最初に可菜を犯した後、可菜の太股から赤いモノが流れてくるのを見て檜室は、「マジッ? 嘘だろ。風俗やってる女が何で男を知らないんだよ!」と言った。可菜はバージンだった。
「こんな商売やってるとかえって男を知った気になって、他の子たちにはさも経験豊富なフリをしてたけど、私だって最初は好きな人としたかった」可菜はベッドに寝たままシュウの方を見た。その目は涙で赤く腫れていた。
「それなのにアイツら、「おい初モノだ滅多にお目に掛かれねぇぞ」って次から次へと私に襲い掛かってきて…」
事が済むと、檜室たちはさっさと可菜を放り出したらしい。それから降りしきる雨の中をどうやって帰って来たか、可菜はよく覚えてないらしいが、気が付くと自分の部屋に戻っていて、それから雨に濡れ冷えきった体をシャワーで温めて、ずっとこのベッドに寝ていたらしい。
「シュウ、私悔しい。あんなサイテーの連中に奪われて、本当に悔しいよ。もうこのまま死んじゃいたい!」
シュウは可菜の話を黙って聞いていたが、やがてグッと拳を握り締めるとマスクを外し下を向いたままで呟いた。
「アイツら…ぶっ殺してやる」その眼には可菜が今まで見たことが無い冷酷で無機質な光が宿っていた。

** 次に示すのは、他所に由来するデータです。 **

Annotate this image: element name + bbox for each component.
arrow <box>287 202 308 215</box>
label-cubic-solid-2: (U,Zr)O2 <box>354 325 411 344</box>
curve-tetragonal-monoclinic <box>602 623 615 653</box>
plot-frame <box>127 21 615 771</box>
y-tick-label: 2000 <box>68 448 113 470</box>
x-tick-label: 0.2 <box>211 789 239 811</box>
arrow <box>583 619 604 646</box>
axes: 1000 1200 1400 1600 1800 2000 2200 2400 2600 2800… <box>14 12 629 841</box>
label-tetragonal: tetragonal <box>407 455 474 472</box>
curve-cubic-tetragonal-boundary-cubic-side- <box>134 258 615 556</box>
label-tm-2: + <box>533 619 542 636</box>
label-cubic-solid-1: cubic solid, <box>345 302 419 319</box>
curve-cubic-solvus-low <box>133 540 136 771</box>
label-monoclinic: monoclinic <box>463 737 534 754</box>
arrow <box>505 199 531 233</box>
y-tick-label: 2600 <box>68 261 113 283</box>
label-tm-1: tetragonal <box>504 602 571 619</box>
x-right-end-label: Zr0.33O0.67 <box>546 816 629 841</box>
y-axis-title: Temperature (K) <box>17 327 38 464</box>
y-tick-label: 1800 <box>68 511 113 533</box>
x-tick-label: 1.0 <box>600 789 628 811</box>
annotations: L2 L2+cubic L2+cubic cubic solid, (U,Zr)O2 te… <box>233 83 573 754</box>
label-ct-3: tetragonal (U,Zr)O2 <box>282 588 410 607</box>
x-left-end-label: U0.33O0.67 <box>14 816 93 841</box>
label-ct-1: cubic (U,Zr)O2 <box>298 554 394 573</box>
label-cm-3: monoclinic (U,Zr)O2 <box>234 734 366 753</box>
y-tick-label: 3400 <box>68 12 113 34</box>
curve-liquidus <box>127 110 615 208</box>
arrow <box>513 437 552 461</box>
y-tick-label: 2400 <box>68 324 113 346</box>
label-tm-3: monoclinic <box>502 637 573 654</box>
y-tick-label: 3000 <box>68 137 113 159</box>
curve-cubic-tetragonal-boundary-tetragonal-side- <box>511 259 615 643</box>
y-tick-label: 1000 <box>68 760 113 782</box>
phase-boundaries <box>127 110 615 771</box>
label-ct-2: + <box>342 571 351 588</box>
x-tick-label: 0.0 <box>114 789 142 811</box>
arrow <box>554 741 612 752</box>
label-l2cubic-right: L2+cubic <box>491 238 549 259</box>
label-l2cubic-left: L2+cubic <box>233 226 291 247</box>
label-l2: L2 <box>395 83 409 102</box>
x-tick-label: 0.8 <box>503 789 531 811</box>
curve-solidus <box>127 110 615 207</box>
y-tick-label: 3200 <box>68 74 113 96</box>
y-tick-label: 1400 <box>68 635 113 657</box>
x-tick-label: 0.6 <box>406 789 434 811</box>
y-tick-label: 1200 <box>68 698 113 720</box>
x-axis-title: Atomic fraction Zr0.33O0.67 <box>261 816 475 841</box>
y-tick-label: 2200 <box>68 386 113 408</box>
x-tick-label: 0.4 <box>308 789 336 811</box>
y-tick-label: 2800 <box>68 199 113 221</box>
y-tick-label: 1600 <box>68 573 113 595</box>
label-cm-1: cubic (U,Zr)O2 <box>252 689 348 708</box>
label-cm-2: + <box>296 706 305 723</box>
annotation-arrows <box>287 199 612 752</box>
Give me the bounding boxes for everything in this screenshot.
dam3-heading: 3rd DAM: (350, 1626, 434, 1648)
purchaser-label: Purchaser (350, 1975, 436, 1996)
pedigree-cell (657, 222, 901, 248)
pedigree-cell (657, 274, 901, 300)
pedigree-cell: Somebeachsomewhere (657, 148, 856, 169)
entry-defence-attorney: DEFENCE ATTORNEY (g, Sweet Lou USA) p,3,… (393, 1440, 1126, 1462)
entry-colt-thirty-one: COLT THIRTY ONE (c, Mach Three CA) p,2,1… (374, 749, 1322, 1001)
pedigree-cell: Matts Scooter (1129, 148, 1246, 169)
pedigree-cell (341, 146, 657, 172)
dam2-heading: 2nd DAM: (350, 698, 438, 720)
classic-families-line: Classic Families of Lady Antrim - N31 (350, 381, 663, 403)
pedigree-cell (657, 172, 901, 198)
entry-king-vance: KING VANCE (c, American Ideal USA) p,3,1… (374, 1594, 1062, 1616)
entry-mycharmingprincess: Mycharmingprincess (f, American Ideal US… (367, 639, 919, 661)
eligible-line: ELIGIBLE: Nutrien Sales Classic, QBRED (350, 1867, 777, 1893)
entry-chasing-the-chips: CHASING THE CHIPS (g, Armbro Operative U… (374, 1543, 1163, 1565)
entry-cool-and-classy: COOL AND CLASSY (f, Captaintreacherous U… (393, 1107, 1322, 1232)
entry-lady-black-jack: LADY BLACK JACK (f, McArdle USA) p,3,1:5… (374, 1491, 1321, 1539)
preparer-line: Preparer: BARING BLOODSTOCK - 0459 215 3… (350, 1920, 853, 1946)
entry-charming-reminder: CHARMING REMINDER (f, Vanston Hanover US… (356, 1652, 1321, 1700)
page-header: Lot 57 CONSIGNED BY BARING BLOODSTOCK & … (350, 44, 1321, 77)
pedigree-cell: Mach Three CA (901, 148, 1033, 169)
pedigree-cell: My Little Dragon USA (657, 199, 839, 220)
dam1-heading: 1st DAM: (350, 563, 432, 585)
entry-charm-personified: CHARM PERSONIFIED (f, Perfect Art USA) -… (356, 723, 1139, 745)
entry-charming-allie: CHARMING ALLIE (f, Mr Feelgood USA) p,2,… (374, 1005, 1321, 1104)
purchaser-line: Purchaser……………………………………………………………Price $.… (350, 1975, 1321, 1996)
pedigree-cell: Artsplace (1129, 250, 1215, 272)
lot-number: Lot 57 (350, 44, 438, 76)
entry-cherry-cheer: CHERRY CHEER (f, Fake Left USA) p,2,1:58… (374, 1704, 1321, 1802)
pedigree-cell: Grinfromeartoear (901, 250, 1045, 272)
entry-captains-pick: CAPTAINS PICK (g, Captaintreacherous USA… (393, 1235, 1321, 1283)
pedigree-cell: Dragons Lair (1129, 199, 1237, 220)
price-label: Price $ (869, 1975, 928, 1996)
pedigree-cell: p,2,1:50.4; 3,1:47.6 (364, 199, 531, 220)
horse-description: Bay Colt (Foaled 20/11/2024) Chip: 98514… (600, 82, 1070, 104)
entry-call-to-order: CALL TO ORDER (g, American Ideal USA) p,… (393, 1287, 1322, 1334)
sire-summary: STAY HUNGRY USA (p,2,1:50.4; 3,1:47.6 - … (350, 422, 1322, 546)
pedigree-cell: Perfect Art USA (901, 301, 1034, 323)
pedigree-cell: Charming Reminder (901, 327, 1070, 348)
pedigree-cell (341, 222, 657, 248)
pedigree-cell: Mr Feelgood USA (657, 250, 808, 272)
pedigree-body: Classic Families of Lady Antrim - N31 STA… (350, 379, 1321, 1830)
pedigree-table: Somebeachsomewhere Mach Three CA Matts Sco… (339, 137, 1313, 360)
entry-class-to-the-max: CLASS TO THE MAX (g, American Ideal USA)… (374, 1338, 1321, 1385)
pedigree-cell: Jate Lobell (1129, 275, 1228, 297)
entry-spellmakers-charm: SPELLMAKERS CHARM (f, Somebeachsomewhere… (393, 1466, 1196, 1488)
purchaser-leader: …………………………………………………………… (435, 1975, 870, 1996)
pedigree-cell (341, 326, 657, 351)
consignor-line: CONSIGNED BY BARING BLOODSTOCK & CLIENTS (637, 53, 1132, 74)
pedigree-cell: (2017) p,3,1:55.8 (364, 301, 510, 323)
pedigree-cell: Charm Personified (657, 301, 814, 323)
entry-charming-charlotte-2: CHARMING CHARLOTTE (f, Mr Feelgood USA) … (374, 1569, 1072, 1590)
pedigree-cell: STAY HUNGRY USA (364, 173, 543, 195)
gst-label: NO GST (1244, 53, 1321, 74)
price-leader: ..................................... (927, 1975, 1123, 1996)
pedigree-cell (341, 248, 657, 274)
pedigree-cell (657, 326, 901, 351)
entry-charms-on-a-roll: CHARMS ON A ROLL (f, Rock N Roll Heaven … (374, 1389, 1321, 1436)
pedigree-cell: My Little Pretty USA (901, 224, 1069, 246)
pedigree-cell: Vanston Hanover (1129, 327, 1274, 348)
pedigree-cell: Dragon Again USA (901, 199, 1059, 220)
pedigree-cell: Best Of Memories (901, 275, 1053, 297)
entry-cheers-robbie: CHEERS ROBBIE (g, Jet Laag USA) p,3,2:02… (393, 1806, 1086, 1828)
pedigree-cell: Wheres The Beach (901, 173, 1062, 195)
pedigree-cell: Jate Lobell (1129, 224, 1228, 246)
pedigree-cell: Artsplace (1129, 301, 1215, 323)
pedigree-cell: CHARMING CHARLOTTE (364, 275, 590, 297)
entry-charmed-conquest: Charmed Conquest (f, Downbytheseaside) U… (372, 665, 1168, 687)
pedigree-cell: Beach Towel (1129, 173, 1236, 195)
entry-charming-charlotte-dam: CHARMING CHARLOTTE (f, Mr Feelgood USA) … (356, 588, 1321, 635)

振り返ってベッドルームを出ようとするシュウに向かい可菜が叫んだ。
「待って。アンタ何考えてんの! あんなケダモノみたいな連中相手にしたって勝てっこないでしょ。逆に殺されるよ!」
すると、シュウは可菜の方に近付きながら怒りのこもった声で訴えた。
「可菜さんだって悔しいだろ! あんな連中に好き放題されて。今だって死ぬほど悔しいって言ったばかりじゃないか。オレは絶対に…絶対にアイツらを許せない!」
今にも怒りを爆発させそうなシュウの迫力に圧倒されそうになりながらも、可菜はシュウを止めようと必死だった。
「シュウ、お願いだから聞いて」可菜はベッドから身を起こし、シュウを横に座らせると諭すように語り掛けた。
「シュウ。確かに私だってアイツらのことが死ぬほど憎い。だけどそんなことでシュウがアイツらに喧嘩売って、もしもアンタに何かあったらその方がよっぽどつらい。大丈夫。この仕事をやるって決めた時にある程度覚悟はできてたから。最初の相手がアンタじゃなかったのは残念だけど、私はシュウがそばにいてくれれば…」そこまで言いかけて、可菜はシュウの様子がおかしいことに気付いた。
シュウはまっすぐ前を見つめ何かブツブツとうわごとのように呟いている。
「シュウ、どうしたの?」
「ダメ… ダメだよ母さん」シュウは目の前にいる見えない誰かに話し掛けているようだった。
「だからダメだって。可菜は大事なひとなんだから。お願いだからおとなしくしててよ」
「シュウ、しっかりして! ねぇシュウ!」可菜が腕を掴んで呼び掛けると、シュウは突然可菜の方を向いて叫んだ。
「おとなしくしててって言ってるだろう!」シュウの眼は闇に取り憑かれたかのように光を失い、その顔からは一切の表情が無くなっていた。可菜は思わず唾を飲んだ。
「可菜は初めて出会ったオレの大切なひとなんだ。オレの悲しみを理解して、オレに寄り添ってくれようとした。オレはもう母さんがいなくても大丈夫だから、ゆっくり休んでてよ」
「シュウ…」シュウは自分と母親を混同しているのだろうか。まるで死んだ母親が目の前に現れたかのように語り掛けてくる。
「何でだよ母さん。アイツらはオレが始末してやったじゃないか」
そしてシュウは可菜の首に手を回すと、ゆっくりと指に力を込めた。
「お願いだからもうオレを困らせないで、ゆっくり寝ててくれよ」
「いや… やめて。シュウ!」可菜はシュウの手を離そうとするが、力が強過ぎて離せない。
「大丈夫だよ。母さん。もうすぐ楽になるから」
「シュウ… お願い…」シュウは全く表情を変えることなく、なおも指に力を込めてくる。
可菜は意識が徐々に遠くなっていくのを感じていた。
ベッドルームには、目を見開いたままベッドに横たわる可菜の力尽きた姿だけが残されていた。
そして、その目からこぼれ落ちる一筋の涙を見る者は、誰もいなかった。